Os pais me alertaram que, provavelmente, ou ela ia demorar muito para falar comigo, ou ela nunca iria falar… Mas, no primeiro dia de aula, ela chegou toda serelepe, bem animadinha – isso já de meu uma tranquilizada.
Quando eu fiz a primeira pergunta, ela já me deu uma resposta, e eu fiquei muito surpresa – só que não fiz nenhum alarde. Eu continuei fazendo outras perguntas e ela continuou me dando outras respostas, dialogando comigo (…) E aí eu pensei: “Na próxima aula, nós vamos ler”.
Já em seu segundo dia de aula, Valentina conseguiu ler suas primeiras palavras.
Mas eu tive que elaborar uma estratégia para saber se ela estava compreendendo aquela palavra que ela estava lendo, se estava interpretando.
Então, se ela lia a palavra “arara”, por exemplo, eu perguntava: “Isso aqui é nome de pessoa ou é nome de animal?”; ela falava “É animal”. “Esse animal voa ou rasteja?”; aí ela falava “voa”.
Então eu ia concluindo que ela realmente entendeu que animal era aquele.
Valentina segue com a gente e está desenvolvendo uma caligrafia linda, trabalhando o entendimento de frases, e se ela diz que não sabe o que quer dizer determinada palavra, é porque ela ainda não conhece aquela palavra, porque “ler” ela já consegue ler tudo.
Sobre 2024
Este foi um ano repleto de desafios mas também de muitas surpresas e tudo o que aconteceu serviu para tonar a Alfabetização Descomplicada um espaço acolhedor, compreensível, que valoriza a criança além das suas dificuldades, que incentiva o seu aprendizado e promove o desenvolvimento de suas capacidades.
Em uma sala de aula típica, a maioria das crianças entre seis e sete anos de idade conseguem desenvolver essas habilidades ao frequentar as aulas.

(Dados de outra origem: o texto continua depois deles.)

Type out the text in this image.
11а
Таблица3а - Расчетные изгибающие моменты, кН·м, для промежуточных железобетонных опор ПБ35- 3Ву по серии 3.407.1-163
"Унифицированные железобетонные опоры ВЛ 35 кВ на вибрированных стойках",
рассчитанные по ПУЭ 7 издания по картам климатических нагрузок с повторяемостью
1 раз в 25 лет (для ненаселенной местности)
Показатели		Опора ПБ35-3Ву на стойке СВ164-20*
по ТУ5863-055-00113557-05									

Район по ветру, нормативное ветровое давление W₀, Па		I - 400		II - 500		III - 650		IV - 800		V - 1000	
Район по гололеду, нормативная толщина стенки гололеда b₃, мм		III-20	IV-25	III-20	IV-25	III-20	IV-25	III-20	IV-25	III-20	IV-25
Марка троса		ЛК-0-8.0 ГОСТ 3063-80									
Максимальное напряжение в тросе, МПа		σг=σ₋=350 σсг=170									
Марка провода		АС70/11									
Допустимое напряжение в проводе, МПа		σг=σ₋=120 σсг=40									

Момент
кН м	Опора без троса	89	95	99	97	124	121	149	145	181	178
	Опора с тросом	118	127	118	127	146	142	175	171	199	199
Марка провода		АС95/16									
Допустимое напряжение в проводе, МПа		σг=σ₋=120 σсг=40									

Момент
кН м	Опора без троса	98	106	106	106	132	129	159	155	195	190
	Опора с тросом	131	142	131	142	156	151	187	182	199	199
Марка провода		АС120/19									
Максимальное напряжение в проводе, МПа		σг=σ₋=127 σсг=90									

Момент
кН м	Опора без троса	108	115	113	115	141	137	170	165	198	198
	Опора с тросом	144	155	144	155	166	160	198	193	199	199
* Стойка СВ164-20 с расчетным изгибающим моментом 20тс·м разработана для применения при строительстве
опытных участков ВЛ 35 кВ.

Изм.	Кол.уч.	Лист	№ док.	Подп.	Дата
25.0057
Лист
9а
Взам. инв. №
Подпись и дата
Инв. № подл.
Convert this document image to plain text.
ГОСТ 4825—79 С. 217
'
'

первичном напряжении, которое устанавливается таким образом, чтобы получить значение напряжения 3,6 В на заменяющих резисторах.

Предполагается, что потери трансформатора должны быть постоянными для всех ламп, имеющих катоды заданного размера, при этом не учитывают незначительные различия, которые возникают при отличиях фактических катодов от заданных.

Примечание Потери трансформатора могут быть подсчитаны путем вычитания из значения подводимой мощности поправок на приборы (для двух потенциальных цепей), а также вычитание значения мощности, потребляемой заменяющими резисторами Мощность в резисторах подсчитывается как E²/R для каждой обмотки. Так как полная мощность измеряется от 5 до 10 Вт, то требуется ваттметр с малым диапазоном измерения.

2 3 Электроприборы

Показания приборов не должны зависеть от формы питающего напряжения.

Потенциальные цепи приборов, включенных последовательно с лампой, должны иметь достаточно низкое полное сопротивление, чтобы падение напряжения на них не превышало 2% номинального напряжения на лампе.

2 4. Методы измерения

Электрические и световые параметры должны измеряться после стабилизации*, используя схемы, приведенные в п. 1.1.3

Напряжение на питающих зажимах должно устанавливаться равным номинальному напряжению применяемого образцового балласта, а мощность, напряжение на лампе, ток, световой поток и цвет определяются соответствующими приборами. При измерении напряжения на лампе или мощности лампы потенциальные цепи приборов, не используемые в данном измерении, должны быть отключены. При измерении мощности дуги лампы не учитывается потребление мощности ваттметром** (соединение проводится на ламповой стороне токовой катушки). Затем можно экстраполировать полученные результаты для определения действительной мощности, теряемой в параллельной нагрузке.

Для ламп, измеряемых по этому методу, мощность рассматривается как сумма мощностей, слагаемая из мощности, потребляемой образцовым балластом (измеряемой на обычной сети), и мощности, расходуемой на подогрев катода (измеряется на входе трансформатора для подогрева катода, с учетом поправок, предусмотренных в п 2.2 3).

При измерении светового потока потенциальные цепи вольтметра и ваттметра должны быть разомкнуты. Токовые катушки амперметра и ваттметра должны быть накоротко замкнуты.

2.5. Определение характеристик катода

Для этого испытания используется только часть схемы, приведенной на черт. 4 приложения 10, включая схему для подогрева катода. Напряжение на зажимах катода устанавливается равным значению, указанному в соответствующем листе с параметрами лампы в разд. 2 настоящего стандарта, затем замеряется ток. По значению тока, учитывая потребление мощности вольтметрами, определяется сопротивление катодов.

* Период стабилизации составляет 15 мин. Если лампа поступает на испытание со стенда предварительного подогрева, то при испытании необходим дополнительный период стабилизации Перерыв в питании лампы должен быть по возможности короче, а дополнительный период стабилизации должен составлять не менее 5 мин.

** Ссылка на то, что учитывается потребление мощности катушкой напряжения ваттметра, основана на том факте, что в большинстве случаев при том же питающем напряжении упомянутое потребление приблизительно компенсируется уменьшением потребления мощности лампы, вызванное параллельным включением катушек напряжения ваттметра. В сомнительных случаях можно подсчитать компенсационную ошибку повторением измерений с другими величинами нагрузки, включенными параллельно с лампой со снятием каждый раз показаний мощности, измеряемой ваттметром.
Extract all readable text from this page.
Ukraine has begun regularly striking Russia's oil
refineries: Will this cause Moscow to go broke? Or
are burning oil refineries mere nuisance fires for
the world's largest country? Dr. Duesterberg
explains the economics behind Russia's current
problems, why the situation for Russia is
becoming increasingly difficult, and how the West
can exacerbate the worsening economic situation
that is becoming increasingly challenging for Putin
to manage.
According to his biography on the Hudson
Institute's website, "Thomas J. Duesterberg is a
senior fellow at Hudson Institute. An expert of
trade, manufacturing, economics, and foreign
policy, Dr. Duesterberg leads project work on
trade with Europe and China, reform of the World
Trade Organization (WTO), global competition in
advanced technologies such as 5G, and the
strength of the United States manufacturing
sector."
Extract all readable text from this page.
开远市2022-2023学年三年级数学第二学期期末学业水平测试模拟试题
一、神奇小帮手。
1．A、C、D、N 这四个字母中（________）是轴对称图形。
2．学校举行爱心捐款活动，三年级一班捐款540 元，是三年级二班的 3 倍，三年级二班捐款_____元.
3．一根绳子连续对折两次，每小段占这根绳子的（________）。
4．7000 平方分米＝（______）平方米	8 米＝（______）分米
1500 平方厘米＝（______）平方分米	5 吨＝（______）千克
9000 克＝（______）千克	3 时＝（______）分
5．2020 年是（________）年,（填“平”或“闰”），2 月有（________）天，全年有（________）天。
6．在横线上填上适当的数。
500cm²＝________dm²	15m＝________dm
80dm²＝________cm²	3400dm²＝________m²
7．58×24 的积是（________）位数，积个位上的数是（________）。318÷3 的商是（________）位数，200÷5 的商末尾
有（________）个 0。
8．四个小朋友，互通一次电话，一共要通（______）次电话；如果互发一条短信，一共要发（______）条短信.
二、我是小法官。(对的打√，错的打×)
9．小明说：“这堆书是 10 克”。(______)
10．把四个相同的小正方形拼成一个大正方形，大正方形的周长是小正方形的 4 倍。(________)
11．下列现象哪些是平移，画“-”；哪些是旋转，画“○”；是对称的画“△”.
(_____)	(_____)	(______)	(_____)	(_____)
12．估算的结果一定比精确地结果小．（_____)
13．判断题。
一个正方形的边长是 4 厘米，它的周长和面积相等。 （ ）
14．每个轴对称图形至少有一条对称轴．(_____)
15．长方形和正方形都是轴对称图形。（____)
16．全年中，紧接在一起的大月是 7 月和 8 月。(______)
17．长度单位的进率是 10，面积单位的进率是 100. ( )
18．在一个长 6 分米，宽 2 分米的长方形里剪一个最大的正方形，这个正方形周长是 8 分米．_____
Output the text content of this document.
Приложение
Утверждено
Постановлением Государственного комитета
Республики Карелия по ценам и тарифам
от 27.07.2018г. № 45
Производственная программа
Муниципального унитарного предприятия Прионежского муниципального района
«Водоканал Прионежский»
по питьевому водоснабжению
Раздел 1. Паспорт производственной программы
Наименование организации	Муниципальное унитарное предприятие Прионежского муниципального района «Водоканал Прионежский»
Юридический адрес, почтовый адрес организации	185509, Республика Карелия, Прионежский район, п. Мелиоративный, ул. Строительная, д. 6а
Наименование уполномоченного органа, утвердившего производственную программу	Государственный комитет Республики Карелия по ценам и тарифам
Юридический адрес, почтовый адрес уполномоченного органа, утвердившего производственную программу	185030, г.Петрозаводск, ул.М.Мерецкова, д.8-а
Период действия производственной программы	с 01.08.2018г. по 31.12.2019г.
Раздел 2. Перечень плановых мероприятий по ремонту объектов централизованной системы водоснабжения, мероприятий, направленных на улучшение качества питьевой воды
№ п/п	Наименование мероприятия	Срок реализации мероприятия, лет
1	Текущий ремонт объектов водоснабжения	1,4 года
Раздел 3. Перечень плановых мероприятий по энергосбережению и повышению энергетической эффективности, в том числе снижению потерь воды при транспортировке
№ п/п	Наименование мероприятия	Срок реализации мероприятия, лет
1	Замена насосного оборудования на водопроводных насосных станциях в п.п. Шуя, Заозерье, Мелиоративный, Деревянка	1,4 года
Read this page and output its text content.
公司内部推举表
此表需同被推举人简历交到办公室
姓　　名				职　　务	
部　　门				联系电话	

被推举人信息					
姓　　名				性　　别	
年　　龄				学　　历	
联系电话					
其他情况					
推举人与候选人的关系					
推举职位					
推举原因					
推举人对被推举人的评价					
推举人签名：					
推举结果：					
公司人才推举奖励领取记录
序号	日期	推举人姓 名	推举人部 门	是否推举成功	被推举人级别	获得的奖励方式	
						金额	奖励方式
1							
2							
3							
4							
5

No entanto, algumas enfrentam obstáculos que dificultam esse aprendizado, e os motivos podem variar amplamente: condições neurológicas, comportamentais ou biológicas; problemas de concentração; ausência de estímulos adequados; ou, simplesmente, o fato de não terem se adaptado à forma como o conteúdo foi ensinado.
Apesar dos pesares, essas crianças têm o mesmo direito de aprender a ler e escrever que qualquer outra, mas, para isso, torna-se necessário uma intervenção adicional capaz de atender às suas necessidades específicas e possibilitar seu pleno desenvolvimento.
A alfabetização representa muito mais do que aprender a ler e escrever. Para a criança, é como se uma porta se abrisse dando acesso à um novo mundo de possibilidades, uma luz que ilumina o mundo ao seu redor e permite que ela participe ativamente dele, se expressando, interagindo e tornando-se um pouco menos dependente de seus cuidadores.
Em 2025, continuaremos trilhando este fabuloso caminho do conhecimento. Aqui não há limites para aprender.